Hiring takes longer than you think. Similar to fundraising, you never know how, when, or where a candidate can come from. I love to look at founder calendars to calibrate how important hiring is to them. Working with people you trust and respect is everything. Coming across someone at an event, recently in a new job, or something else can yield a long lasting relationship – you may end up hiring them 2 years later. Start a candidate pipeline now. I love kickoff a brainstorming exercise which is to figure out who you need to hire in 3, 6, 9, and 12 months because it always takes longer than you think.
Cashflow + Bookkeeping
I like to look for competency of modeling vs. accuracy of prediction when I look at early stage forecasts. I wrote about my thoughts on early stage financial modeling in great detail. My favorite tool to point people too is https://foresight.is/ and help people figure out their books early. Its not a fun task for some, but the brainstorming and thought process behind it is well worth the time. Human brains are not wired for exponential thinking (see: COVID) and thinking about cash burn, and cash earn is an exercise in training your brain to understand hyper growth. This isn’t about spending money, its about having money to spend.
“If you have money, you spend money”
I have heard this quote from many, and I think I first heard it from Fred Wilson at USV. He used to show examples of this time and again. This is my version of Parkinsons Law which says “work expands so as to fill the time available for its completion.” – which means if you setup a 2 hours meeting, its going to take 2 hours. I think the same is true for funds raised – perhaps this is one of Friedmans Laws – Funding will be spent based on the funds that were raised. I saw this first hand when I was running the early stage program – some companies raised double the amount of others, and they all spent at the same rate.
Get bookkeeping sorted out sooner rather than later
I have been on the other side of cleaning up a bookkeeping situation as a fractional COO too many times.
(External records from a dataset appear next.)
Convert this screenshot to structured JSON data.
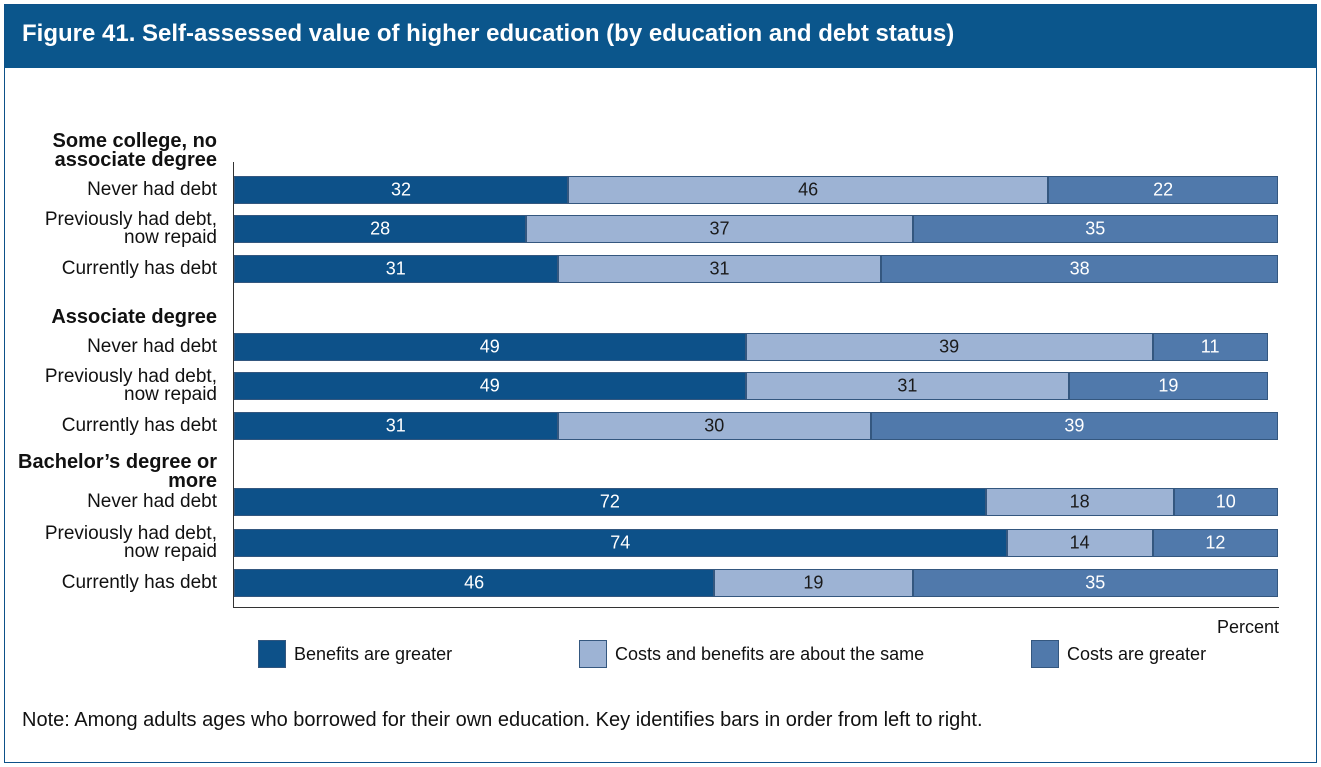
{
  "chart_data": {
    "type": "bar",
    "orientation": "horizontal",
    "stacked": true,
    "title": "Figure 41. Self-assessed value of higher education (by education and debt status)",
    "groups": [
      {
        "name": "Some college, no associate degree",
        "categories": [
          "Never had debt",
          "Previously had debt, now repaid",
          "Currently has debt"
        ]
      },
      {
        "name": "Associate degree",
        "categories": [
          "Never had debt",
          "Previously had debt, now repaid",
          "Currently has debt"
        ]
      },
      {
        "name": "Bachelor’s degree or more",
        "categories": [
          "Never had debt",
          "Previously had debt, now repaid",
          "Currently has debt"
        ]
      }
    ],
    "series": [
      {
        "name": "Benefits are greater",
        "color": "#0d5189",
        "label_color": "#ffffff",
        "values": [
          32,
          28,
          31,
          49,
          49,
          31,
          72,
          74,
          46
        ]
      },
      {
        "name": "Costs and benefits are about the same",
        "color": "#9db3d4",
        "label_color": "#1a1a1a",
        "values": [
          46,
          37,
          31,
          39,
          31,
          30,
          18,
          14,
          19
        ]
      },
      {
        "name": "Costs are greater",
        "color": "#5079ab",
        "label_color": "#ffffff",
        "values": [
          22,
          35,
          38,
          11,
          19,
          39,
          10,
          12,
          35
        ]
      }
    ],
    "xlim": [
      0,
      100
    ],
    "x_label": "Percent",
    "note": "Note: Among adults ages who borrowed for their own education. Key identifies bars in order from left to right."
  }
}
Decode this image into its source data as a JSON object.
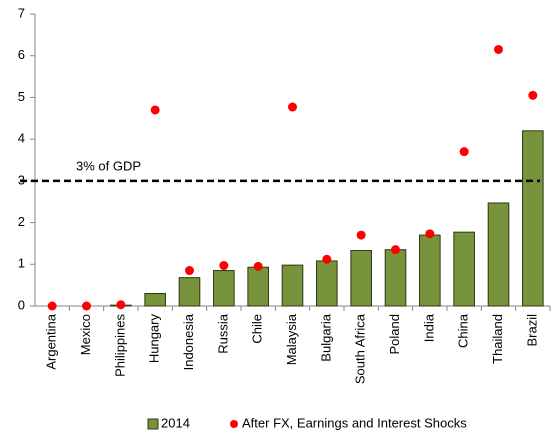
{
  "chart_data": {
    "type": "bar",
    "categories": [
      "Argentina",
      "Mexico",
      "Philippines",
      "Hungary",
      "Indonesia",
      "Russia",
      "Chile",
      "Malaysia",
      "Bulgaria",
      "South Africa",
      "Poland",
      "India",
      "China",
      "Thailand",
      "Brazil"
    ],
    "series": [
      {
        "name": "2014",
        "type": "bar",
        "color": "#77933c",
        "values": [
          0,
          0,
          0.02,
          0.3,
          0.68,
          0.85,
          0.93,
          0.98,
          1.08,
          1.33,
          1.35,
          1.7,
          1.77,
          2.47,
          4.2
        ]
      },
      {
        "name": "After FX, Earnings and Interest Shocks",
        "type": "scatter",
        "color": "#ff0000",
        "values": [
          0,
          0,
          0.03,
          4.7,
          0.85,
          0.97,
          0.95,
          4.77,
          1.12,
          1.7,
          1.35,
          1.73,
          3.7,
          6.15,
          5.05
        ]
      }
    ],
    "reference_line": {
      "value": 3,
      "label": "3% of GDP"
    },
    "ylim": [
      0,
      7
    ],
    "yticks": [
      0,
      1,
      2,
      3,
      4,
      5,
      6,
      7
    ],
    "legend": "bottom"
  }
}
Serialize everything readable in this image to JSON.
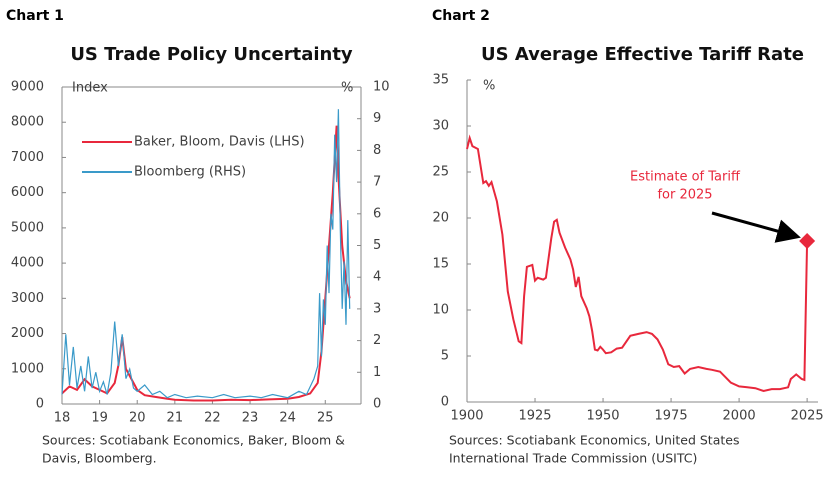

Its great as a paid mercenary and terrible from a CEO perspective. Its a distraction to cleanup a tax, payments, or reconciliation issue. Get this figured out early and go faster.
Since this can’t be said enough, I will say it again here, go out and talk to customers. Buy them lunch. Give them a gift card. A/B test this method against giving them nothing. Ask for intros. Talk to friends. Battle test your assumptions until you think are done. That usually means you are about 1% of the way there. Talk to more customers!